For Veeneman, the path forward is a pragmatic return to basics. Foundational frameworks like the NIST Cybersecurity Framework 2.0 have plenty of overlap with OT-specific ones like ISA/IEC 62443. Taking an "inside-out" approach by targeting the familiar IT side of the house, where Veeneman notes 98% of threat vectors originate, allows teams to bypass arcane protocols. They can apply existing skills to address the rising number of attacks on Windows-based engineering workstations and SCADA servers already embedded in the OT environment.

  • Singing the same song: "We can take what we've learned from IT and use it as the first step in IT/OT collaboration," says Veeneman. "It allows disparate groups to start singing from the same song sheet. Begin with the basics, like applying network logical access, configuration management, and endpoint protection."

  • A calculated risk: A major challenge is often the unpatchable legacy system, a product of what Veeneman called "technology archaeology," with layers of digital sediment built up over decades.

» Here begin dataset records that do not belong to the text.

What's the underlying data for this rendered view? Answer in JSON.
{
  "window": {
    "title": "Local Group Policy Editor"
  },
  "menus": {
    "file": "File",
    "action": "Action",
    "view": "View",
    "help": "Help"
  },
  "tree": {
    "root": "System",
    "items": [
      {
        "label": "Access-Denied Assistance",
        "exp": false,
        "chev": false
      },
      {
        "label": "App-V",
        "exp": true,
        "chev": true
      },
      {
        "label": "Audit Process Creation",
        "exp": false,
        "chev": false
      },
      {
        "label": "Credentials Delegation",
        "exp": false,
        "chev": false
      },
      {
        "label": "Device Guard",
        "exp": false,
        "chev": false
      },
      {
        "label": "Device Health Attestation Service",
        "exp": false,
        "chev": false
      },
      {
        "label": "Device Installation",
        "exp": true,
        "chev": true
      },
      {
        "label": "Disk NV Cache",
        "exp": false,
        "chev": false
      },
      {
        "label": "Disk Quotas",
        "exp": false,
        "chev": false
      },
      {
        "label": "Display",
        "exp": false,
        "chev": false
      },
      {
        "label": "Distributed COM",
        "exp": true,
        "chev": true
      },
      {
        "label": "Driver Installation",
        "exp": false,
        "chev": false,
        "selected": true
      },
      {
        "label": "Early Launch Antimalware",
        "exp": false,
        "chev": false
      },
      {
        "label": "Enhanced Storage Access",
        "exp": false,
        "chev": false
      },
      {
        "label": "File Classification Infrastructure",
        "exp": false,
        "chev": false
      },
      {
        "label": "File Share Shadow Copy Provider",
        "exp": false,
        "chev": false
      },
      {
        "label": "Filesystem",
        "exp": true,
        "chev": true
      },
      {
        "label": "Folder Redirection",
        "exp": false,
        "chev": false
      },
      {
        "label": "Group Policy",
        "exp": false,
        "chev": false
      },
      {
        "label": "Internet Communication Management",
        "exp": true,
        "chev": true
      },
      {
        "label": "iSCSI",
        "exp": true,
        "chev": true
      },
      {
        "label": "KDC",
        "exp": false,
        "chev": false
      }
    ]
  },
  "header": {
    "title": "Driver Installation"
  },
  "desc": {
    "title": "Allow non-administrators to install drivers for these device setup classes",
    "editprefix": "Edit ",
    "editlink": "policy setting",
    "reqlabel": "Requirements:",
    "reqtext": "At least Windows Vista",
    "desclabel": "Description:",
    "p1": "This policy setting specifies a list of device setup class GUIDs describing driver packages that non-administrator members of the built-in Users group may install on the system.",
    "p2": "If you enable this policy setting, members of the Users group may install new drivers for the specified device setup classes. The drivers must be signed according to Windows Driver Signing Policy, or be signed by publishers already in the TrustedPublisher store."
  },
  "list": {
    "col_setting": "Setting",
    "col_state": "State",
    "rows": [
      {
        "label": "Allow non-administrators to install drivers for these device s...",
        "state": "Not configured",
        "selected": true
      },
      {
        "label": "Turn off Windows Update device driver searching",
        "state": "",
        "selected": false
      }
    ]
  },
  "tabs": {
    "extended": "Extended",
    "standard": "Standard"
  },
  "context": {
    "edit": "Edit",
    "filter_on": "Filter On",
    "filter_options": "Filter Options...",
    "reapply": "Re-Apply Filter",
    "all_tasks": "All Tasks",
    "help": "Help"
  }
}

With an OT mindset, the objective changes from solving an unsolvable technical problem to introducing compensating controls—like network disconnection or application whitelisting—and then formally presenting what’s left to business leaders. "We harden that system to the best of our ability and then communicate the situation to leadership. We explain what we've done, what risks still exist, and make it clear that the choice is to either replace the system or formally accept the risk. That way, everybody is on the same page."

  • The cost of convenience: A focus on fundamentals shifts attention away from headline-grabbing attacks and toward the everyday risks that cause the most damage. Veeneman emphasizes that basic hygiene failures, often driven by convenience, remain the dominant threat, with phishing still the primary entry point and tens of thousands of industrial devices left openly exposed. "A quick search on Shodan shows roughly 42,000 industrial devices sitting on the internet," he says. "That’s not sophistication, it’s convenience, and it’s a risk we can eliminate at very low cost by putting connectivity inside something as basic as a VPN."

In the end, Veeneman points out that the most underestimated attack surface isn't a piece of technology. It's the trust placed in vendors and partners. That insider risk from a third-party firm with direct network access is a major, often overlooked vulnerability beyond the organization's "castle walls." "When you have a third-party engineering firm managing the design and maintenance of your control environment, you are implicitly trusting their entire security posture. That represents an exponential increase in the risk your organization is taking on."

The solution often lies in applying a core tenet of zero trust: re-asserting control by using tools like jump boxes—often enabled by modern security platforms—to isolate third-party access and reclaim control over a significant source of risk. "Zero trust only works when access is designed for control, not convenience, and in OT that means forcing every connection to pass through infrastructure you own, harden, and monitor," Veeneman concludes.